Split the variable across a cache-line boundary. Then neither loads nor stores will be atomic, and you will get tearing in practice on all real CPUs.
e.g. in NASM syntax:
section .bss
align 64
resb 63 ; reserve 63 bytes
myvar: resd 1 ; reserve 1 dword (32 bits)
To make a test program that demonstrates this in practice, see SSE instructions: which CPUs can do atomic 16B memory operations? for an example.
Also, 80-bit x87 long double
is non-atomic on some hardware. 80-bit x87 fld
/ fstp
decode to 2 separate load or store uops (plus some ALU uops) (on Intel Sandybridge-family, for example), so probably the 64-bit part and the 16-bit part are separate cache accesses and you could get tearing for a long double
with any alignment even on CPUs where 16-byte SSE movaps [mem], xmm0
is atomic.
No Intel or AMD x86 manuals ever guarantee atomicity of anything wider than 64 bits (except for lock cmpxchg16b
), so this talk of SSE vector loads/stores being atomic on some CPUs isn't something that you can reliably take advantage of or detect when it's supported. (Although on some hardware (like probably Intel Haswell/Skylake, at least single-socket) even 32-byte YMM loads/stores will be atomic if they don't cross a cache-line boundary.)

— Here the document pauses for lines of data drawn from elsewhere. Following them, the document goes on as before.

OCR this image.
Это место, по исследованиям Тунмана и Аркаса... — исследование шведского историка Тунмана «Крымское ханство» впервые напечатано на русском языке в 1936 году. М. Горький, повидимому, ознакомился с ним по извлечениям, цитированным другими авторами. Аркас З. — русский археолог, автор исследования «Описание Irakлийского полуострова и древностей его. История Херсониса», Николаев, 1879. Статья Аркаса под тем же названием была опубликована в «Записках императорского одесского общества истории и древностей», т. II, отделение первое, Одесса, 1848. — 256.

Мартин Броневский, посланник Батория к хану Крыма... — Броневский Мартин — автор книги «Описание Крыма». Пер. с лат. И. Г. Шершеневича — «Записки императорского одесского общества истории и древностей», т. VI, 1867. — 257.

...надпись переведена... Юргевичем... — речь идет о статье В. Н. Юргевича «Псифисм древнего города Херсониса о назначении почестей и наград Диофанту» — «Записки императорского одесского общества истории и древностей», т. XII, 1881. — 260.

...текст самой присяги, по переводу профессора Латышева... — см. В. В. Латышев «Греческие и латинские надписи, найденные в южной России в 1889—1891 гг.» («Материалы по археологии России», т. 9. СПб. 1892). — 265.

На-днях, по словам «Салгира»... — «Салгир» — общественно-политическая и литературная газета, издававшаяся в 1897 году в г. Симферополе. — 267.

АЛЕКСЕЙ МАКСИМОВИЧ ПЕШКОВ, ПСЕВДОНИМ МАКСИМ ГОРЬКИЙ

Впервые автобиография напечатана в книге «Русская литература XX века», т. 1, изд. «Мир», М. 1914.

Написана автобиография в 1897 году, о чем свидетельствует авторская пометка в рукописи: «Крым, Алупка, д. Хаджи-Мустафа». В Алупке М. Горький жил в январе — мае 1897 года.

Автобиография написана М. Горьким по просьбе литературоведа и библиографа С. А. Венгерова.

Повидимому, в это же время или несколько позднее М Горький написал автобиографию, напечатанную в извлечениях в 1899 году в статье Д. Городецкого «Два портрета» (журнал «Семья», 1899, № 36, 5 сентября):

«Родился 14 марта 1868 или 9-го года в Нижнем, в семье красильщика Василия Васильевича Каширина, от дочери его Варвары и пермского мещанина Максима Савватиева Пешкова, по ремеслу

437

See Why is integer assignment on a naturally aligned variable atomic? for the rules. Violate any of them and you can see tearing on some CPUs.
But for guaranteed non-atomicity on all SMP systems, crossing a 64B boundary will always work (technically you should check CPUID to find out the cache-line size, in case it's larger, but 64B has been standard since the last 32B cache-line systems (Pentium III)).

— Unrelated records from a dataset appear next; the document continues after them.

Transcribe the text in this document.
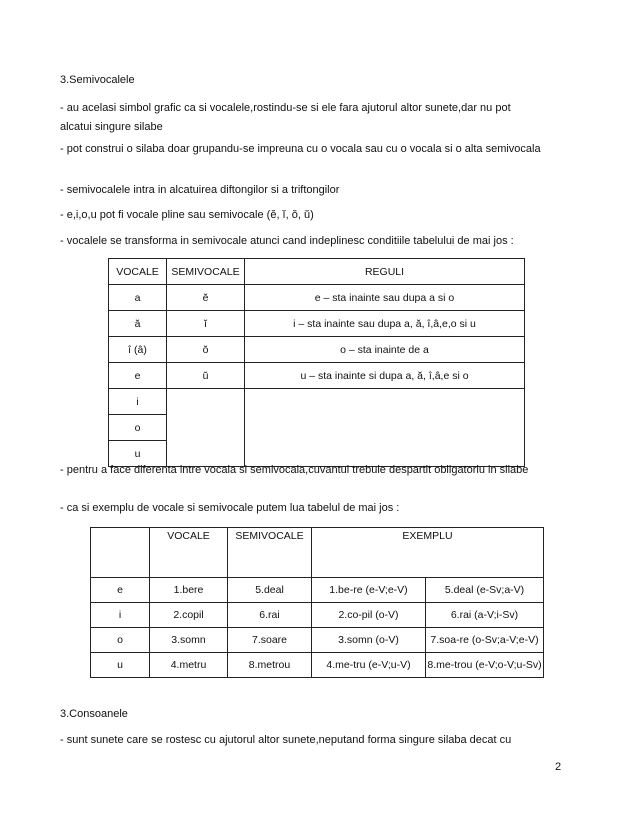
3.Semivocalele

- au acelasi simbol grafic ca si vocalele,rostindu-se si ele fara ajutorul altor sunete,dar nu pot alcatui singure silabe

- pot construi o silaba doar grupandu-se impreuna cu o vocala sau cu o vocala si o alta semivocala

- semivocalele intra in alcatuirea diftongilor si a triftongilor

- e,i,o,u pot fi vocale pline sau semivocale (ĕ, ĭ, ŏ, ŭ)

- vocalele se transforma in semivocale atunci cand indeplinesc conditiile tabelului de mai jos :

VOCALE	SEMIVOCALE	REGULI
a	ĕ	e – sta inainte sau dupa a si o
ă	ĭ	i – sta inainte sau dupa a, ă, î,â,e,o si u
î (â)	ŏ	o – sta inainte de a
e	ŭ	u – sta inainte si dupa a, ă, î,â,e si o
i		
o		
u		

- pentru a face diferenta intre vocala si semivocala,cuvantul trebuie despartit obligatoriu in silabe

- ca si exemplu de vocale si semivocale putem lua tabelul de mai jos :

	VOCALE	SEMIVOCALE	EXEMPLU	
e	1.bere	5.deal	1.be-re (e-V;e-V)	5.deal (e-Sv;a-V)
i	2.copil	6.rai	2.co-pil (o-V)	6.rai (a-V;i-Sv)
o	3.somn	7.soare	3.somn (o-V)	7.soa-re (o-Sv;a-V;e-V)
u	4.metru	8.metrou	4.me-tru (e-V;u-V)	8.me-trou (e-V;o-V;u-Sv)

3.Consoanele

- sunt sunete care se rostesc cu ajutorul altor sunete,neputand forma singure silaba decat cu

2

Super-guaranteed to definitely always work (except on a CPU design that's fundamentally different from current ones): split a 1GiB boundary, because that's the largest hugepage size. (Even 4k splits within a 2MB hugepage count as a page-split and need two TLB checks to find out that they are both in the same hugepage, with the associated performance penalties on current hardware. And of course any 4k split is also a cache-line split).
The one exception to all of this is uniprocessor machines, because a context-switch can't happen in the middle of an instruction. A mov
store or load either happens before an interrupt or it doesn't. (Uniprocessor makes even a read-modify-write like add [mem], 1
atomic with respect to other threads, although it's not with respect to DMA or MMIO observers. See supercat's answer on Can num++ be atomic for 'int num'?)